From Copenhagen to Vienna
July 2009 to September 2011
An Epistle

Instead, we cycled. The cycle routes are cleared first after each snow fall, so it was the most natural thing to pull out our bikes and drive the 2km to the super market, our daily chore. We had made the considerable mistake of not buying a car immediately upon arrival, when dividing the currency by 7.4 to reach euros does not yet come natural and the shock of paying a 200% premium on any normal vehicle could have been stomached better.

Only a month later, it wasn’t an option anymore and we would spend the next 23 months learning the bus timetable by heart and figuring out the byzantine Danish public transport fee structure. Or we cycled.

Then there were the daily bills. The Danish state does not only cash in on the vehicle industry, but virtually on anything material or spiritual that one can think of. The cost of living in this country is staggering, with a whopping VAT of 25% and prices that currently top all its Nordic neighbours, or are at least equal to them. When we came back to Germany for holidays, the children thought the prices on restaurant menus were a joke, or missed a zero. In fact, salaries in Denmark are generally quite high for those that have jobs, but are still so much in level with service industry prices that people think twice when considering a babysitter – having a live-in au-pair from South-East Asia comes cheaper in the long run – and going out is nearly always a special event for families.

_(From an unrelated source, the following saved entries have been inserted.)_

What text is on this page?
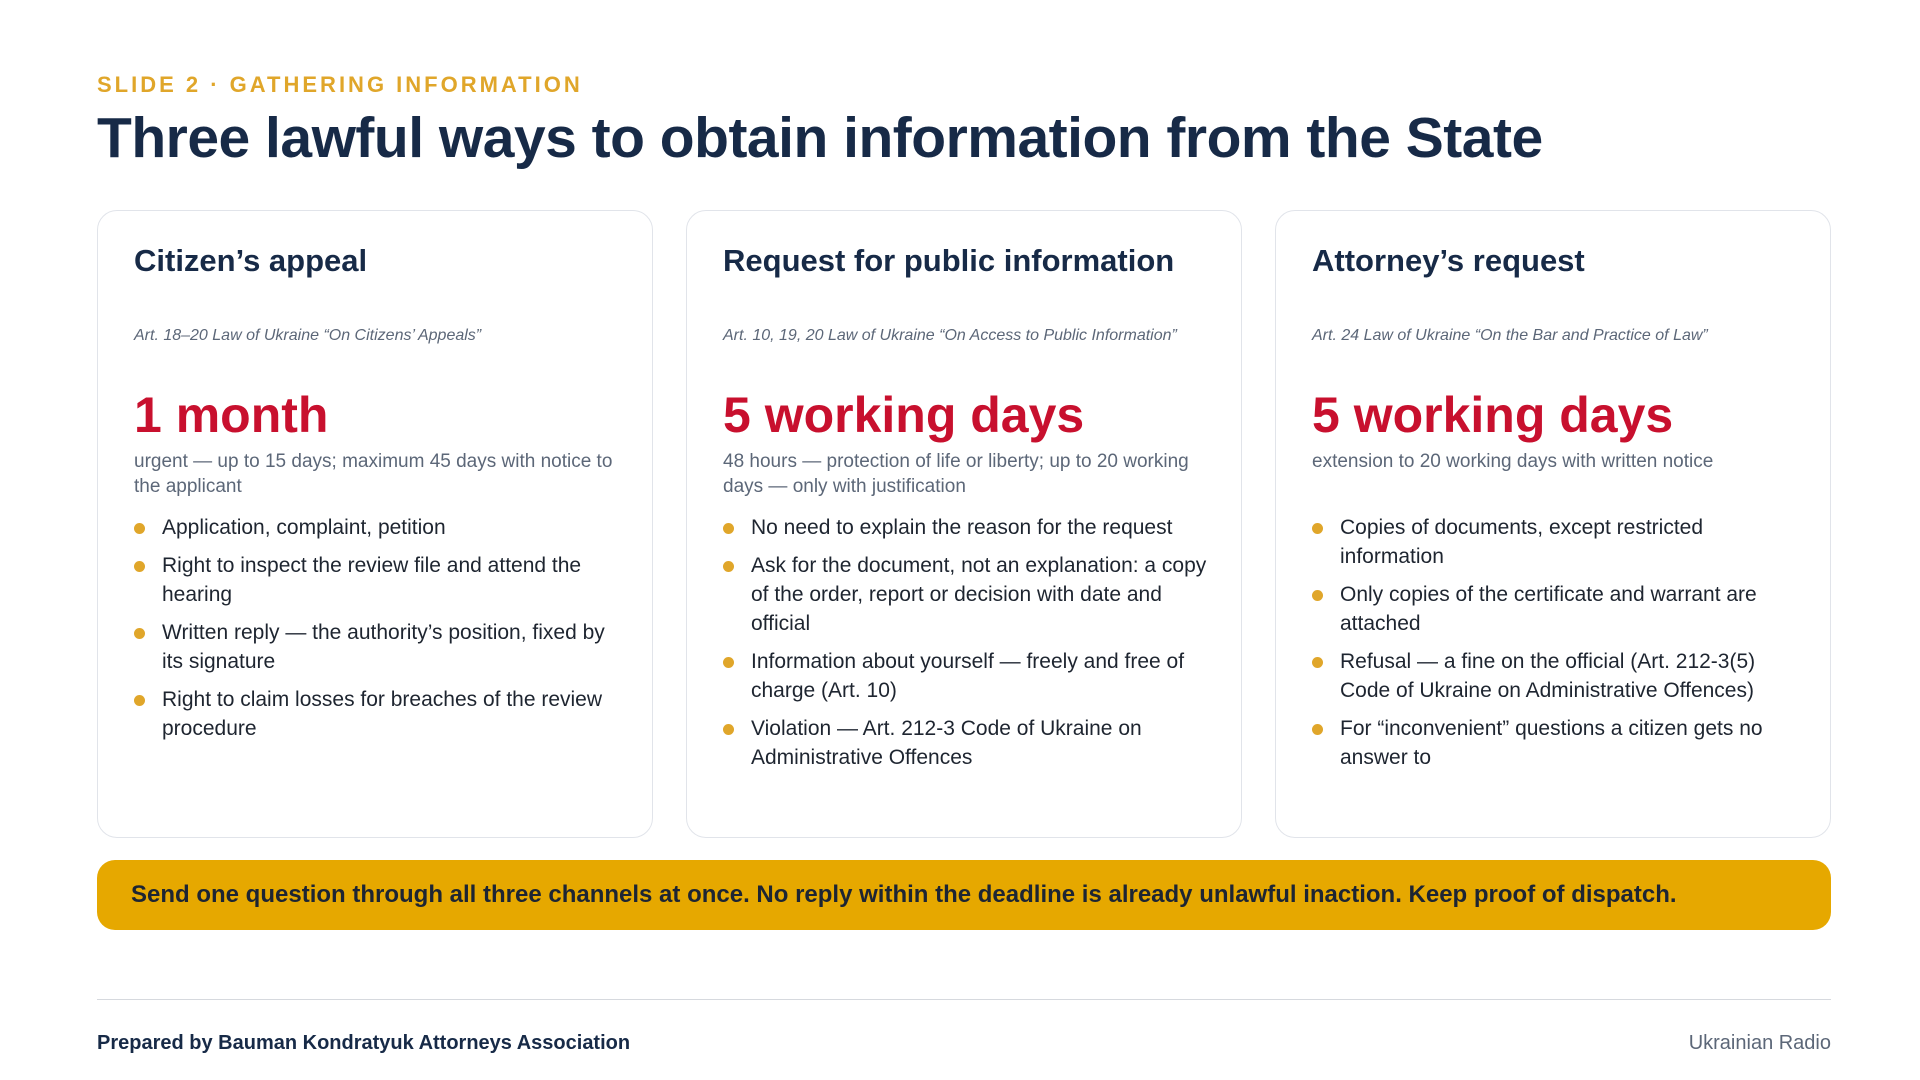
SLIDE 2 · GATHERING INFORMATION
Three lawful ways to obtain information from the State
Citizen’s appeal
Art. 18–20 Law of Ukraine “On Citizens’ Appeals”
1 month
urgent — up to 15 days; maximum 45 days with notice to the applicant
Application, complaint, petition
Right to inspect the review file and attend the hearing
Written reply — the authority’s position, fixed by its signature
Right to claim losses for breaches of the review procedure
Request for public information
Art. 10, 19, 20 Law of Ukraine “On Access to Public Information”
5 working days
48 hours — protection of life or liberty; up to 20 working days — only with justification
No need to explain the reason for the request
Ask for the document, not an explanation: a copy of the order, report or decision with date and official
Information about yourself — freely and free of charge (Art. 10)
Violation — Art. 212-3 Code of Ukraine on Administrative Offences
Attorney’s request
Art. 24 Law of Ukraine “On the Bar and Practice of Law”
5 working days
extension to 20 working days with written notice
Copies of documents, except restricted information
Only copies of the certificate and warrant are attached
Refusal — a fine on the official (Art. 212-3(5) Code of Ukraine on Administrative Offences)
For “inconvenient” questions a citizen gets no answer to
Send one question through all three channels at once. No reply within the deadline is already unlawful inaction. Keep proof of dispatch.
Prepared by Bauman Kondratyuk Attorneys Association	Ukrainian Radio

But it wasn’t only our entertainment budget that was suffering. Rents are roughly the same as elsewhere, but it didn’t help that we lived next to the country’s most fashionable seaside community, and close to a wonderful park that is the main weekend haunt of Copenhageners. Utility rates are also sky-high, what with the extra green taxes piled on top of the already large fees, and nowhere is water more expensive than in – guess where: Denmark. That’s nowhere, on Earth. Now, don’t get me wrong: this is all done to cut down on waste, make people more aware of their use of energy and resources, and frighten away foreign investment. But it does not help you have a social life outside of your home, and does not improve the lousy bus timetables and the quality of the (taste-free and very hard) Danish water. They need to improve a bit in these areas.